Faces in the Cages — How US Policies Shaped the US-Mexico Border Crisis
Images of the children, separated from their parents and huddled in detention center cages at the US-Mexico border, have shocked the world. Verified reports of these children being denied basic necessities like blankets, soap and toothbrushes have escalated the global outcry. And detained adults are not faring any better, as recently released photos and videos show.
The current humanitarian emergency at the US southern border has grown out of a long, complex history. Even if the deeply divided US government came together in a determined effort to resolve the underlying problems, doing so would take time.
But as children continue to grow sick and even die in custody, and people of all ages endure undeniably inhumane conditions, the need for immediate action is clear.
Basic facts about the people being held in US border facilities
As of July 2019, there were over 80,000 men, women and children in detention at the US southern border. So who are they, and where did they come from?
Contrary to President Trump’s infamous remarks when he announced his presidential candidacy in 2015, most people arriving at the US-Mexico border are not rapists or drug smugglers.
In reality, the vast majority of people currently suffering inside the cages fall into two main groups.
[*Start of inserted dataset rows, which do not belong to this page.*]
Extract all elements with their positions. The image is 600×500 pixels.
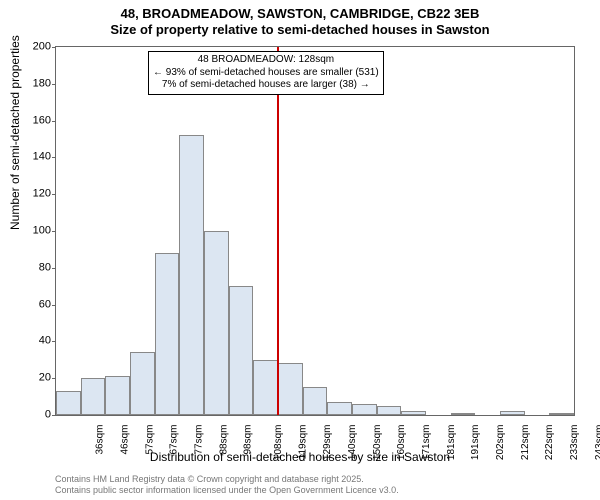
plot-area: 02040608010012014016018020036sqm46sqm57s…	[55, 46, 575, 416]
y-tick-mark	[52, 378, 56, 379]
annotation-line1: 48 BROADMEADOW: 128sqm	[153, 54, 379, 67]
y-tick-mark	[52, 268, 56, 269]
chart-container: 48, BROADMEADOW, SAWSTON, CAMBRIDGE, CB2…	[0, 0, 600, 500]
y-tick-mark	[52, 157, 56, 158]
y-tick-mark	[52, 231, 56, 232]
property-marker-line	[277, 47, 279, 415]
x-axis-label: Distribution of semi-detached houses by …	[0, 450, 600, 464]
annotation-line3: 7% of semi-detached houses are larger (3…	[153, 79, 379, 92]
y-tick-mark	[52, 305, 56, 306]
histogram-bar	[500, 411, 525, 415]
footer-line2: Contains public sector information licen…	[55, 485, 399, 496]
histogram-bar	[327, 402, 352, 415]
histogram-bar	[130, 352, 155, 415]
histogram-bar	[105, 376, 130, 415]
histogram-bar	[204, 231, 229, 415]
chart-title-block: 48, BROADMEADOW, SAWSTON, CAMBRIDGE, CB2…	[0, 0, 600, 39]
chart-footer: Contains HM Land Registry data © Crown c…	[55, 474, 399, 496]
histogram-bar	[179, 135, 204, 415]
histogram-bar	[377, 406, 402, 415]
footer-line1: Contains HM Land Registry data © Crown c…	[55, 474, 399, 485]
y-tick-mark	[52, 47, 56, 48]
histogram-bar	[229, 286, 254, 415]
y-axis-label: Number of semi-detached properties	[8, 35, 22, 230]
annotation-box: 48 BROADMEADOW: 128sqm← 93% of semi-deta…	[148, 51, 384, 95]
histogram-bar	[549, 413, 574, 415]
histogram-bar	[278, 363, 303, 415]
histogram-bar	[155, 253, 180, 415]
chart-title-line2: Size of property relative to semi-detach…	[0, 22, 600, 38]
histogram-bar	[253, 360, 278, 415]
histogram-bar	[56, 391, 81, 415]
y-tick-mark	[52, 194, 56, 195]
y-tick-mark	[52, 341, 56, 342]
histogram-bar	[303, 387, 328, 415]
histogram-bar	[401, 411, 426, 415]
annotation-line2: ← 93% of semi-detached houses are smalle…	[153, 67, 379, 80]
chart-title-line1: 48, BROADMEADOW, SAWSTON, CAMBRIDGE, CB2…	[0, 6, 600, 22]
histogram-bar	[352, 404, 377, 415]
histogram-bar	[81, 378, 106, 415]
y-tick-mark	[52, 415, 56, 416]
y-tick-mark	[52, 121, 56, 122]
histogram-bar	[451, 413, 476, 415]
y-tick-mark	[52, 84, 56, 85]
Many are Mexican migrant workers, most of them male. Seeking higher wages, they attempted to enter the US without documentation and were apprehended by Border Patrol agents.
The second main group of detainees is made up of a record number of asylum seekers, who either presented themselves at legal US ports of entry, or willingly surrendered to federal agents upon crossing the border. This group includes a great many women and families seeking an escape from violence-ravaged Central American countries, especially the “Northern Triangle” of Guatemala, El Salvador, and Honduras.